Ty whats sad is he was accused of molesting someone else's 4 yr old as well but still goes free

sanmagic7

any way to bring him to justice?  collaborating with the other parent?  he will keep repeating, hurting more little kids.  my very best to you with this.  he needs to be put out of everyone's misery. 

JohnnyBoy

The authorities never really made any effort to find them and i don't know there names just the info from the father because he confronted you know who in front of my gf

JohnnyBoy

*sighs I don't know how long I can keep going like this, I feel so emotionally drained. I watch a movie, or hear a song that goes on about love, that feeling or "omg your the one! I'll never need anyone else, instant bond, yarda yarda yadda.... It tears my heart out, I mean causes physical pain sometimes to know I no longer feel that with my "gf", aamf there's times I downright hate her. I know there's no going back its gone to far, too much damage. I'm here for the kids, but I don't want to be like my uncle, stay with an unfaithful uncaring woman solely for the kids, die alone in my car from an alcohol induced heart attack. I want to be happy again, I don't care if I meet anyone new, I just want to be able to live my life for once without having to "just settle". Sorry I had to vent.

Dutch Uncle

#44
Dear Johnny, are you seeking help for yourself? Are you seeing a therapist? Friends? I know your FOO isn't supportive (to say the least), but IMHO you got to find support for yourself as well. You can't keep up 'taking it all for your kids' without you having support for you on the side. You got to have a place to 'offload' all the crap 'wifey' is loading on you.

Possibly this website might be of help to you too: http://shrink4men.com "Helping men break free from abusive relationships since 2009"

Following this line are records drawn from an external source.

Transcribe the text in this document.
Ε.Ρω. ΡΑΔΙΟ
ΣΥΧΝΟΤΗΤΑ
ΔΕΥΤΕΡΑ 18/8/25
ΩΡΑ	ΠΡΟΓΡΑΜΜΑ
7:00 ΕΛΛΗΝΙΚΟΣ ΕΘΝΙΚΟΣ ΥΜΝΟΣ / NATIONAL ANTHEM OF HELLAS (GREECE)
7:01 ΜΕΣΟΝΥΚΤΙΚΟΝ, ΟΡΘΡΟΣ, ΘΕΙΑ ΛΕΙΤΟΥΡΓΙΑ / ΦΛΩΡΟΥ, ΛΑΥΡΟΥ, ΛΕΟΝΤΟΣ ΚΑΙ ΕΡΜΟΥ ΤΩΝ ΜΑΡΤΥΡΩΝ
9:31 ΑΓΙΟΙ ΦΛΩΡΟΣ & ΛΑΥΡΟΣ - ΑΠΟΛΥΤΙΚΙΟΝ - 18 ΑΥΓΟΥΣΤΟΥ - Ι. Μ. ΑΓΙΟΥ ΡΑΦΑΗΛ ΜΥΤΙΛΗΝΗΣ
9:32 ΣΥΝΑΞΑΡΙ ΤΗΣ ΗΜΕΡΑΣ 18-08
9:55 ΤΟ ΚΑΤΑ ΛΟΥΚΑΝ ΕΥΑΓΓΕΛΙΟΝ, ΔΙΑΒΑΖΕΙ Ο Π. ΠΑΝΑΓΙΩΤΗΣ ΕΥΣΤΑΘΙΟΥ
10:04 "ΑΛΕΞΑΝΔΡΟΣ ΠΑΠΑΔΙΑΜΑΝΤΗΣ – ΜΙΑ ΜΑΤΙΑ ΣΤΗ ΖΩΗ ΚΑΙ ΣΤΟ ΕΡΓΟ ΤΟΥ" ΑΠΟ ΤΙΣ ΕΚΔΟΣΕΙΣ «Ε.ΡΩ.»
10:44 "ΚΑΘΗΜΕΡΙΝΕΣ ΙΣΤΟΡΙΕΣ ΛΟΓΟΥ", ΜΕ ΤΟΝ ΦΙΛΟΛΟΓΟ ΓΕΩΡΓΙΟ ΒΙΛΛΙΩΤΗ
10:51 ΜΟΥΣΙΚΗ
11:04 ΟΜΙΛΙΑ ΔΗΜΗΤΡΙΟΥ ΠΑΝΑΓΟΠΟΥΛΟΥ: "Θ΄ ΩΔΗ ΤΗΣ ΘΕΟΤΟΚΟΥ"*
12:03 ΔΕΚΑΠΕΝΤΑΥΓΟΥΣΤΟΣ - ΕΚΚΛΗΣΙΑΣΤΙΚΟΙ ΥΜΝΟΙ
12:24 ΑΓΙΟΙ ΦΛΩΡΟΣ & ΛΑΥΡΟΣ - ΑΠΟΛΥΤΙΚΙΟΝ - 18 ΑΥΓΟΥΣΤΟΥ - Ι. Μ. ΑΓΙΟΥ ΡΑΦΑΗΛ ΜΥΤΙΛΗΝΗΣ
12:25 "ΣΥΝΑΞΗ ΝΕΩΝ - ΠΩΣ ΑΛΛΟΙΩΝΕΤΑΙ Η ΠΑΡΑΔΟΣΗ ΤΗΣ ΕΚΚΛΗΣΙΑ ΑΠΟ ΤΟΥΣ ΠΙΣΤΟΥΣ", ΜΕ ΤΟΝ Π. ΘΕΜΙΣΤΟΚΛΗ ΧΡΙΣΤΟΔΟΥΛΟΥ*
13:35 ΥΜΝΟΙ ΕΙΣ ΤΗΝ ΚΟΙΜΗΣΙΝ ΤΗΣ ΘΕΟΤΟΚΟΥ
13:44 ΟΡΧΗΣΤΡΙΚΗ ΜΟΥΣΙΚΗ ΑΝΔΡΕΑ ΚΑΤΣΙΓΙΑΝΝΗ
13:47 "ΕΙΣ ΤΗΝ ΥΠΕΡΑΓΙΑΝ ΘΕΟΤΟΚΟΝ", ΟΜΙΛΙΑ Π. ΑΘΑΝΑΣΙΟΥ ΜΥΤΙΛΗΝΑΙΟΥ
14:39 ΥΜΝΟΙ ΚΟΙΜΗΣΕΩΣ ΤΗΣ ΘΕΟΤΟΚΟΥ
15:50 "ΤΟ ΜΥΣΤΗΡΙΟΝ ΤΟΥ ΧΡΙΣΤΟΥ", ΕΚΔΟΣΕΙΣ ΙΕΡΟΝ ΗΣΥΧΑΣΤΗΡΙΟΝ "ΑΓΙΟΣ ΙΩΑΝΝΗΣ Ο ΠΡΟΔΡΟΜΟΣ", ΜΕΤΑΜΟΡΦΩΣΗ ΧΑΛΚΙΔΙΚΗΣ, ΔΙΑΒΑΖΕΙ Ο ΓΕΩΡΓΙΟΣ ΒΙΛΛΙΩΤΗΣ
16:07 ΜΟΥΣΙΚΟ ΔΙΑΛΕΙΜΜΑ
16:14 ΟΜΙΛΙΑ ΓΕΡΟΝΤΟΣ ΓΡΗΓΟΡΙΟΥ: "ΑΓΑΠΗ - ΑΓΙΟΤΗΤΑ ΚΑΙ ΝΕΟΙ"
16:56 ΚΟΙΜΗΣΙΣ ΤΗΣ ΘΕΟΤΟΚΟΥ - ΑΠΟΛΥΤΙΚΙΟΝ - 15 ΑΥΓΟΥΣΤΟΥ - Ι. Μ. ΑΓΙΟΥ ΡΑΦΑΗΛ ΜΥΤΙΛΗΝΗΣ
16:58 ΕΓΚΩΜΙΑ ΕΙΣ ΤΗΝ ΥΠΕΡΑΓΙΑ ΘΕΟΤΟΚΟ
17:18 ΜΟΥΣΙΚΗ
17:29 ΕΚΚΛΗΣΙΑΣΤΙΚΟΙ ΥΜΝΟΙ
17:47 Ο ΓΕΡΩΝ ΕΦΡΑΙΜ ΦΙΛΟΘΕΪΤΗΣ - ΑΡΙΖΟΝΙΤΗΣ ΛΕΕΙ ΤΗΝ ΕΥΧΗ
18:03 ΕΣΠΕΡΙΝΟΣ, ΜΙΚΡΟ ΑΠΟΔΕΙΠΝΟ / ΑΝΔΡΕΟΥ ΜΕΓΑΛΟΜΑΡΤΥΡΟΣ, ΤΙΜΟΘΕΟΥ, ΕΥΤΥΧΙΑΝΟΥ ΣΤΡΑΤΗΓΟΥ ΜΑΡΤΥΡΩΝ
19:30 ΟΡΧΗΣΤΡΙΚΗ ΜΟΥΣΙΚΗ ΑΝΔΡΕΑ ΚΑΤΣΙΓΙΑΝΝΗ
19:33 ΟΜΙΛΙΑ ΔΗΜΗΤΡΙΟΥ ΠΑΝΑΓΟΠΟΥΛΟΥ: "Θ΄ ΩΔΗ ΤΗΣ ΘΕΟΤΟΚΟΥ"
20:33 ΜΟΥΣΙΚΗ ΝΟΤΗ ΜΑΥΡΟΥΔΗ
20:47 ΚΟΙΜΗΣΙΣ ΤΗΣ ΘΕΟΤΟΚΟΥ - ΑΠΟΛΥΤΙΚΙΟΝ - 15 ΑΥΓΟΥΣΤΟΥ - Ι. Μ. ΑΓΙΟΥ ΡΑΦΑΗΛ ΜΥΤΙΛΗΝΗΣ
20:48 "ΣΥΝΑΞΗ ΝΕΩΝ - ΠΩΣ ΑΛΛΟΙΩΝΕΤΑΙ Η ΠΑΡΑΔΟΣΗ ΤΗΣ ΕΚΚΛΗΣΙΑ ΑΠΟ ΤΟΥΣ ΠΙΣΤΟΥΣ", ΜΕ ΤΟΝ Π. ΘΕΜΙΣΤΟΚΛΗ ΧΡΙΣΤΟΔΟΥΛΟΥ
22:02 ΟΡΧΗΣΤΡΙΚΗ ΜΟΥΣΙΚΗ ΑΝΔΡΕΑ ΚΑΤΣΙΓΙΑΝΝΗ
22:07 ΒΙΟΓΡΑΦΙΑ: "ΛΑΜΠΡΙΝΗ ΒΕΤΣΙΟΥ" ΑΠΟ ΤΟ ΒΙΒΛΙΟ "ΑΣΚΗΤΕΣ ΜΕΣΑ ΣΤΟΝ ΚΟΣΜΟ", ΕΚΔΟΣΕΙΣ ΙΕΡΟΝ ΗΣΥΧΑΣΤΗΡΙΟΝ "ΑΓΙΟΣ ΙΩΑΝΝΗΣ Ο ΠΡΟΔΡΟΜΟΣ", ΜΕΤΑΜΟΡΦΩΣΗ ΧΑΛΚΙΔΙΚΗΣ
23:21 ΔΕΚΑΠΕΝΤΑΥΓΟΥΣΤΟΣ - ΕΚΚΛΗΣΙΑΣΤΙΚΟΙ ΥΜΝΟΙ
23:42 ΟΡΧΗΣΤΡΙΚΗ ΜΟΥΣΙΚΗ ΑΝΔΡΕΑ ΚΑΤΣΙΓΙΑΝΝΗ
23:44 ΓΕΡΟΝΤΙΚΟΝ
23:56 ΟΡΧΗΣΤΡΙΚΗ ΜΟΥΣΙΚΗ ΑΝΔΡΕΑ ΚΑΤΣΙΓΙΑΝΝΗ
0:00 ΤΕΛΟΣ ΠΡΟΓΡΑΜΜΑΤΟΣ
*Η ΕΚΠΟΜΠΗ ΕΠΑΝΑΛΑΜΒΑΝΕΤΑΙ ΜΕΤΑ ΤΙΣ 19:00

I also want to ask you to share some on what this all is doing to you, apart from the direct effects. What cPTSD stuff do you recognize in yourself? How does all this affect your life outside your FOC-life?
Don't feel obliged to do so, but possibly it might be of help to share some of that here. Your focus is very much on your kids and 'wifey', which I totally 'get', but don't forget yourself.